Senegal President Wade Describes Great Green Wall Project
Speaking at the FAO conference in Rome,
Maitre Abdoulaye Wade, President of the Republic of Senegal,
described an ambitious project which the sahelo-saharan nations
have launched in Africa to prevent the spread of desertification.
The project, called the "Great Green Wall" is a continental
effort coordinated by Senegal in relation to the Commission of
the African Union.
As President Wade put it: "This project consists in planting
trees over a distance of 7000 km from Dakar to Djibouti to
constitute a 5 km wide green strip across the desert to stop any
further progress of desertification process. With the
regeneration of biodiversity, we plan to give our planet a new
`green lung' and contribute thus to the fight against climatic
changes.... We have already identified the course of the Great
Green Wall and selected the tree species to be planted according
to climatic zones, each country crossed by the Great Wall being
responsible for its edification within its borders.

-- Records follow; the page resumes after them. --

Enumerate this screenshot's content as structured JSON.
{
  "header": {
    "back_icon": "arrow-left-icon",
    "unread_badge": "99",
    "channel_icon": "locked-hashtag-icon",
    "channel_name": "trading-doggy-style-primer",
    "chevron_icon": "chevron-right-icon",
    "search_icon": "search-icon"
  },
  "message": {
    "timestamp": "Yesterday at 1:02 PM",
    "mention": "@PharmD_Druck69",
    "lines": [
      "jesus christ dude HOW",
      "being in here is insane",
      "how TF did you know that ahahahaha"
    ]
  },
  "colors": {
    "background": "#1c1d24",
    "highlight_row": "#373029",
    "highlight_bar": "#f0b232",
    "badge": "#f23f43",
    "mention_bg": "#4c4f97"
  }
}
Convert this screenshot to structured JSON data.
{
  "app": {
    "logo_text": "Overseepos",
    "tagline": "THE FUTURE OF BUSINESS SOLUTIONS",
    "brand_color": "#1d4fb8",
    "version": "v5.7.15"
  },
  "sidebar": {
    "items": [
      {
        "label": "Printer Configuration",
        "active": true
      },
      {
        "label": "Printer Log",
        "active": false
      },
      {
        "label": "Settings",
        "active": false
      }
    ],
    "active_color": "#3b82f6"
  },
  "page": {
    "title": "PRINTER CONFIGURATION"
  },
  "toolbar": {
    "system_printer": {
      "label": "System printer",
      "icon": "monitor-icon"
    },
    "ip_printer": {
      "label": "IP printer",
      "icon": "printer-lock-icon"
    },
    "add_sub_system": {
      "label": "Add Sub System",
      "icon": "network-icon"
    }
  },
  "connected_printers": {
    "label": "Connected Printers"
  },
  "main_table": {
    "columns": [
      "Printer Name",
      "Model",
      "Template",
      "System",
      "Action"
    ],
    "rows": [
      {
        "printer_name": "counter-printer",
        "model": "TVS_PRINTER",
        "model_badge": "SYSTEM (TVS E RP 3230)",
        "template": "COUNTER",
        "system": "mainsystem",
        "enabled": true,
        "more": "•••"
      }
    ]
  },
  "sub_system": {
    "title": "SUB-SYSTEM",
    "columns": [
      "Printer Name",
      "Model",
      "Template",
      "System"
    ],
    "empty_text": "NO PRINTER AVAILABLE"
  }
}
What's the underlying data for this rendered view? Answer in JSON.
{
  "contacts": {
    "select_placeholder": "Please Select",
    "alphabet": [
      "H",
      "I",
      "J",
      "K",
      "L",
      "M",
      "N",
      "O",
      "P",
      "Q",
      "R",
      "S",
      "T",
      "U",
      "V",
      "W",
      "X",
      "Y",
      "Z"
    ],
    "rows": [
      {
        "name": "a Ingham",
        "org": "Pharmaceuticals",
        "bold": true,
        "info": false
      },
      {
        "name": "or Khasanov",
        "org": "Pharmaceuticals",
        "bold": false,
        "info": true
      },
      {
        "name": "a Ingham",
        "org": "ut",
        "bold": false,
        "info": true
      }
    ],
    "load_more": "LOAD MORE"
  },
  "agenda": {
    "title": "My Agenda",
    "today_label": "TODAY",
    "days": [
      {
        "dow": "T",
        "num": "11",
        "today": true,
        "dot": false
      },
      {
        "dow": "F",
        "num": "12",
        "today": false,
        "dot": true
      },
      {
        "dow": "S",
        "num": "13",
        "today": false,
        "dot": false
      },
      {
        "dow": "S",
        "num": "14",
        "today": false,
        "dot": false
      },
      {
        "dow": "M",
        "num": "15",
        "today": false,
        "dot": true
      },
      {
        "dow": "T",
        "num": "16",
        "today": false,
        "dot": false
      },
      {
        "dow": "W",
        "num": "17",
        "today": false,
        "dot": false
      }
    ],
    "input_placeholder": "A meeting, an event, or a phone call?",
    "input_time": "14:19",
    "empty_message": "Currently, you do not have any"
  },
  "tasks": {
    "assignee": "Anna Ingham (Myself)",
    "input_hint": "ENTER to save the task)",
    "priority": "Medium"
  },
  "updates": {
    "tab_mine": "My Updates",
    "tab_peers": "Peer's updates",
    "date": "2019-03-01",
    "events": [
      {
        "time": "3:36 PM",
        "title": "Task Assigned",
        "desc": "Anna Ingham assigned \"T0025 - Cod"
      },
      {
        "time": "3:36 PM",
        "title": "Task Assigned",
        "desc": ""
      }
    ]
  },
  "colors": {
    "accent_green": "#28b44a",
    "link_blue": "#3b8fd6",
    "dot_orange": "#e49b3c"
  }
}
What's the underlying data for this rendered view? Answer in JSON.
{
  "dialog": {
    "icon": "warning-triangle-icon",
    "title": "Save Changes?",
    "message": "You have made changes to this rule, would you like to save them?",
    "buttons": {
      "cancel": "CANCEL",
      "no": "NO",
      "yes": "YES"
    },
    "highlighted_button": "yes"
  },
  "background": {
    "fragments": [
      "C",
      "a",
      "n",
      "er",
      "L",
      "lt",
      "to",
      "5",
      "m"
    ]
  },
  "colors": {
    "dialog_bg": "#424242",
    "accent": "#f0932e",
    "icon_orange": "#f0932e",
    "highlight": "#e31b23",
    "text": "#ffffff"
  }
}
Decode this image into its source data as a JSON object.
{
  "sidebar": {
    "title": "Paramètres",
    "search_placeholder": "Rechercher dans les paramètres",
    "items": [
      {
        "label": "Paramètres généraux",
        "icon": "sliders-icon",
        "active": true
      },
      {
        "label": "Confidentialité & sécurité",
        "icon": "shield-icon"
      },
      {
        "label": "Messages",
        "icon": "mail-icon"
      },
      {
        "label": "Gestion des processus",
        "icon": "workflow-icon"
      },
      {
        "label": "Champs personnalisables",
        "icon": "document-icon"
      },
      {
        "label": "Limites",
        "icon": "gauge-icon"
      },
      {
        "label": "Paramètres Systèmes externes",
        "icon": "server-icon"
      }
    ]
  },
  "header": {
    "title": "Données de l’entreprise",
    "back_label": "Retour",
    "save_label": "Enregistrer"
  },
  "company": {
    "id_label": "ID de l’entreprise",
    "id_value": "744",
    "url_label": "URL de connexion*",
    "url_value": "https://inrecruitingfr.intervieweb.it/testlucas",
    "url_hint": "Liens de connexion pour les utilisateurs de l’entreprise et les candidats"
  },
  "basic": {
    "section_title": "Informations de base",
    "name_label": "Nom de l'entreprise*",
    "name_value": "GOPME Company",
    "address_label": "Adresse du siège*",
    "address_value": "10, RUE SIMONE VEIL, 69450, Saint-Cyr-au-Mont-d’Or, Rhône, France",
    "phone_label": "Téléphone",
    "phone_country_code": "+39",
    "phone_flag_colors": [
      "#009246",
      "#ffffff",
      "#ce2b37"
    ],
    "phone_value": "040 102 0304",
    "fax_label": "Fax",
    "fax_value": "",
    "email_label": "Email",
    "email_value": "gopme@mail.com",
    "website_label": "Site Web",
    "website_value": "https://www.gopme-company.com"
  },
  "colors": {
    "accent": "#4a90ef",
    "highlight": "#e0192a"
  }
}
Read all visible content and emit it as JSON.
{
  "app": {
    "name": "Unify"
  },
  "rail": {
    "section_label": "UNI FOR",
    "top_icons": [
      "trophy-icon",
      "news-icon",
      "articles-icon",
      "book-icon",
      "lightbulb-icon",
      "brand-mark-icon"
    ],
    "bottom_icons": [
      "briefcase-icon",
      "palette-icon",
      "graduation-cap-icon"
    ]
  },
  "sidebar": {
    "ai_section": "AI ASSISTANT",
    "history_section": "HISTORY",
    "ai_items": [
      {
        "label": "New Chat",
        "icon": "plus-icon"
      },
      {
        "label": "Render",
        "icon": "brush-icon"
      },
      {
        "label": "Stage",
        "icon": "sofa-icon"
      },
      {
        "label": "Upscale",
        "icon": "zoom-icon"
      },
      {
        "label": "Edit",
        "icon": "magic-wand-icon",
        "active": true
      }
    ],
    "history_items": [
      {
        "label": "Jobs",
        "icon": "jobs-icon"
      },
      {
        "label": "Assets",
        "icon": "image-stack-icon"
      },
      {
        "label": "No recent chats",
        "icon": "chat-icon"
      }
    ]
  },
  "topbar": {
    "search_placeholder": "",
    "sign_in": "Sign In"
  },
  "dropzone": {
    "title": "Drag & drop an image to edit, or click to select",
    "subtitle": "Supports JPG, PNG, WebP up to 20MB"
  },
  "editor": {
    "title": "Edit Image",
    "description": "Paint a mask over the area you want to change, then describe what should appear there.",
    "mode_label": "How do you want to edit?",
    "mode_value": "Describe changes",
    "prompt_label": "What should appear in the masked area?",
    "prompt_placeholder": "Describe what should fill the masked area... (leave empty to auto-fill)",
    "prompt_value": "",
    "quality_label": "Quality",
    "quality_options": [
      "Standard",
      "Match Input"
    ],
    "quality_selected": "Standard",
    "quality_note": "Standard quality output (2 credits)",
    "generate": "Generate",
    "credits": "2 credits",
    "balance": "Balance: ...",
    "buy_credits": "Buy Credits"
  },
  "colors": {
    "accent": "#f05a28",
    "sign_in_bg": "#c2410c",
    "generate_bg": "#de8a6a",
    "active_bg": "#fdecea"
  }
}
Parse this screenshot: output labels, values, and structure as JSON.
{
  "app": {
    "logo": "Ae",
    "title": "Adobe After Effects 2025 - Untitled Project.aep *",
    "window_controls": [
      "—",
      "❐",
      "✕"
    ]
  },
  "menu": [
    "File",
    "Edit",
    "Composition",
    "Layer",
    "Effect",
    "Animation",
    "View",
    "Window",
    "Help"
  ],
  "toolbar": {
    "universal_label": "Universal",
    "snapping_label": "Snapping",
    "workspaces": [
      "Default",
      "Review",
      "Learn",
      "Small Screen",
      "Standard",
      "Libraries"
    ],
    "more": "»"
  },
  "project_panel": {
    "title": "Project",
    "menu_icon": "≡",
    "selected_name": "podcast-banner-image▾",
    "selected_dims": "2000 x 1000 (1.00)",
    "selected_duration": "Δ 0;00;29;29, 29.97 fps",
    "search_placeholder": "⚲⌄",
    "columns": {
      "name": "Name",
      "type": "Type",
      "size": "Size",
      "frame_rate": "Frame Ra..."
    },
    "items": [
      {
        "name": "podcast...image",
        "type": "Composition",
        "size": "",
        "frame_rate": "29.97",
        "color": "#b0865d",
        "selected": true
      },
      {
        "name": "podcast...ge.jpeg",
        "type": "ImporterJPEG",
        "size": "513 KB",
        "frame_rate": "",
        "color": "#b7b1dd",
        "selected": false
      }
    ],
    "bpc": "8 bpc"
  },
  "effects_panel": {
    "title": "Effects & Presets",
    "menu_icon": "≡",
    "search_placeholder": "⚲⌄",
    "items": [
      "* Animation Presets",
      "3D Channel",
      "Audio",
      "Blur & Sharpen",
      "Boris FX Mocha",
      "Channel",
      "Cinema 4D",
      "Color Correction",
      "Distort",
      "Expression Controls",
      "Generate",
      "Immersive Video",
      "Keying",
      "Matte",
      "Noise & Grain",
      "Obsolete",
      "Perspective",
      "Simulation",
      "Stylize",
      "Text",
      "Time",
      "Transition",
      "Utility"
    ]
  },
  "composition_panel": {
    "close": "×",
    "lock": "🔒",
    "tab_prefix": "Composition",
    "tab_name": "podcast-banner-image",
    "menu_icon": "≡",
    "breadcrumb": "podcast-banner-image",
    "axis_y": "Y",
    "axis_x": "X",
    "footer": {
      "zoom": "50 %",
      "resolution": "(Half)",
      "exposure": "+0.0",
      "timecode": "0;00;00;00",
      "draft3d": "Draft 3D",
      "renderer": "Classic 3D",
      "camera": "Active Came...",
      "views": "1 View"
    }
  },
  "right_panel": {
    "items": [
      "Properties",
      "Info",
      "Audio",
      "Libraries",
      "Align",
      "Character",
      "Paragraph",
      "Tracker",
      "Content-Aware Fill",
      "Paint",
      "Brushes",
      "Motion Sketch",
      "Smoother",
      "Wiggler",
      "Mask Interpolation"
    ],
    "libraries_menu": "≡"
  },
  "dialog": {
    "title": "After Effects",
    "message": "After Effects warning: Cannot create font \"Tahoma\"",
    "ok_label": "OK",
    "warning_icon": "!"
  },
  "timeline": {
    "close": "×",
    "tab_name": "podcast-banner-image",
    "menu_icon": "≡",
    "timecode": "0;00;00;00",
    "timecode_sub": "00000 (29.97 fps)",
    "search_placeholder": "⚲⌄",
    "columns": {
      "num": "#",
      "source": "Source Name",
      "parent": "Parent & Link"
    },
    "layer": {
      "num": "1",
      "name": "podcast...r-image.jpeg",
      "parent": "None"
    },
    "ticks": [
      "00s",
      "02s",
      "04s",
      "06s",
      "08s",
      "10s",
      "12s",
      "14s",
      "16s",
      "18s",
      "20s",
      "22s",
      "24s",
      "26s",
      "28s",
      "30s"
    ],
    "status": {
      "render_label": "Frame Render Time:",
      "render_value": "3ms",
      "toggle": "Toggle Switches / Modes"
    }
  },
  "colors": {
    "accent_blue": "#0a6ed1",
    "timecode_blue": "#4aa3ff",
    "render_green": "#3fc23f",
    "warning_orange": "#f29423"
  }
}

"Alongside of the Great Green Wall we are planning to build
water capture basins. The process consists in collecting rain
water during the rainy season at the lowest point of each village
by compacting the ground as a basin. Every year during the rainy
season we lose important quantities of water by evaporation,
infiltration underground, or running off to the ocean. With water
capture basins these resources are valorized to enable farmers in
rural ares to grow food all year long, develop fish farming and
satisfy their nutritional needs and even export market garden
Wade noted that "the investment for a water retention basin
is around $140,000. We have built more than 200 in Senegal and
the life of beneficiary populations has improved qualitatively."